Before heading off to bed I placed all my garbage down in the shelter by the lake so no wild boar would find my camp interesting in the middle of the night. However, it turned out that something or better said someone else would invade my camp later at midnight …
I was awoken by some loud machines and bright lights at 23:40pm! Keep in mind that this location could only be reached by boat or on foot or so I thought that was the case. The interruption to my deep sleep was some people on motor-cross bikes who had planned to have a mid-night BAR-B-Q down by the lake 😕 … very weird! Twenty minutes after their arrival they walked up to my shelter shining their lights directly into the Ultamid and wanted to chat. They said that they were freaked out by my tent. I answered them by replying that I was freaked out by them and that I thought it very strange to arrive at midnight to have a BAR-B-Q. They had no plans to sleep at the shelter. They shined their lights all night. They must of had them mounted on the shelter somewhere. They rode away at 06:20am 😠.
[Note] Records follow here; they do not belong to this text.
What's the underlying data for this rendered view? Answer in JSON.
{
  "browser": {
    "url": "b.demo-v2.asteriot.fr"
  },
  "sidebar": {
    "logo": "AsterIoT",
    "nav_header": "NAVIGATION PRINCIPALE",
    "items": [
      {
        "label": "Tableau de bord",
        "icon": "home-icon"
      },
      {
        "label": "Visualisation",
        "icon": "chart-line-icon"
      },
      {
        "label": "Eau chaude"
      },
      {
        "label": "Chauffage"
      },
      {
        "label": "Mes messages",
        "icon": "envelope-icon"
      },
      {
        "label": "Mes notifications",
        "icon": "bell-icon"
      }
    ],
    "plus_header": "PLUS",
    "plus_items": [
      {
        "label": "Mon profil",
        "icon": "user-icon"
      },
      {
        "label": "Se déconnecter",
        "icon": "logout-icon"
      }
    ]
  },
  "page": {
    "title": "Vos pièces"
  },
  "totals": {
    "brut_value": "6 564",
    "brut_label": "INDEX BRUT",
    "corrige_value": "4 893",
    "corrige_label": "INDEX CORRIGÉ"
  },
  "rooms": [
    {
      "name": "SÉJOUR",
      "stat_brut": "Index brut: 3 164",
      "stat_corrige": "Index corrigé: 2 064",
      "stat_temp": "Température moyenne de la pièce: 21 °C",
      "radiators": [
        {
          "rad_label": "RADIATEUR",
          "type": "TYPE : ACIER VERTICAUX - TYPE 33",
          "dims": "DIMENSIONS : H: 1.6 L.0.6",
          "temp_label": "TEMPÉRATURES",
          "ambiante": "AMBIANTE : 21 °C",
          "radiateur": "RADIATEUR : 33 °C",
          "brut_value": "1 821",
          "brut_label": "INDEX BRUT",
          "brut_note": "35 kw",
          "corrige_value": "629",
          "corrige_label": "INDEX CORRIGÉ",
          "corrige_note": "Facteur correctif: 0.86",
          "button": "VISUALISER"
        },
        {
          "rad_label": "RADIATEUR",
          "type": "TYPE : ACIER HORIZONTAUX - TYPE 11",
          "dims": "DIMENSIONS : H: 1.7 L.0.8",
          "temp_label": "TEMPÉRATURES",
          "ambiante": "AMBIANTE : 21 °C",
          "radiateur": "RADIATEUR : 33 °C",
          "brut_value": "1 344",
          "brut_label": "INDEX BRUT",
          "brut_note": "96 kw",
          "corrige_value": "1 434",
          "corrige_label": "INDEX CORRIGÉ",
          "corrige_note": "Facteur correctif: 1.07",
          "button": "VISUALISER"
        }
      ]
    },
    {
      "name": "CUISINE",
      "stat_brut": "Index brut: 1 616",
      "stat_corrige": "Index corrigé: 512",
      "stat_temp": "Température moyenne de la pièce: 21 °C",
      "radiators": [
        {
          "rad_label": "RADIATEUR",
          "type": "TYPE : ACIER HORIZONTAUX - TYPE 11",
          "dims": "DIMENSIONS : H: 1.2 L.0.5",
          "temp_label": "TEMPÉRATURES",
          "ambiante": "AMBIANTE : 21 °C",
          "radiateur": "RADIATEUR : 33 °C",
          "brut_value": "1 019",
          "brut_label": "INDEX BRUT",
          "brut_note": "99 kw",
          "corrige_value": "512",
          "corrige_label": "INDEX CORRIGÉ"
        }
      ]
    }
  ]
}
When I first walked down to the lake that afternoon I didn’t know there was a shelter down there. There were no shelters marked on my map an no signs indicating that it was there. It was also a narrow side walking trail off the main trail. The lakeside location was a remote one and I didn’t expect something like this to happen in the middle of a dark winter night in January. The location of the lakeside shelter is N56° 18.052′ E14° 16.595′.
Day 2 – Saturday January 25, 2020
I was out of bed around 7am. I wanted to make sure that my guests were completely gone so I walked down to the waterside shelter. My garbage was still in the shelter untouched. I noticed that one of the motor-cross bikes had been abandoned not far from the shelter. On close inspection I could see that it had broken down as it appeared that they had been working on it. There were also some batteries laying scattered on the ground next to it. These were clearly people who loved the back country and cared about the environment 🤔.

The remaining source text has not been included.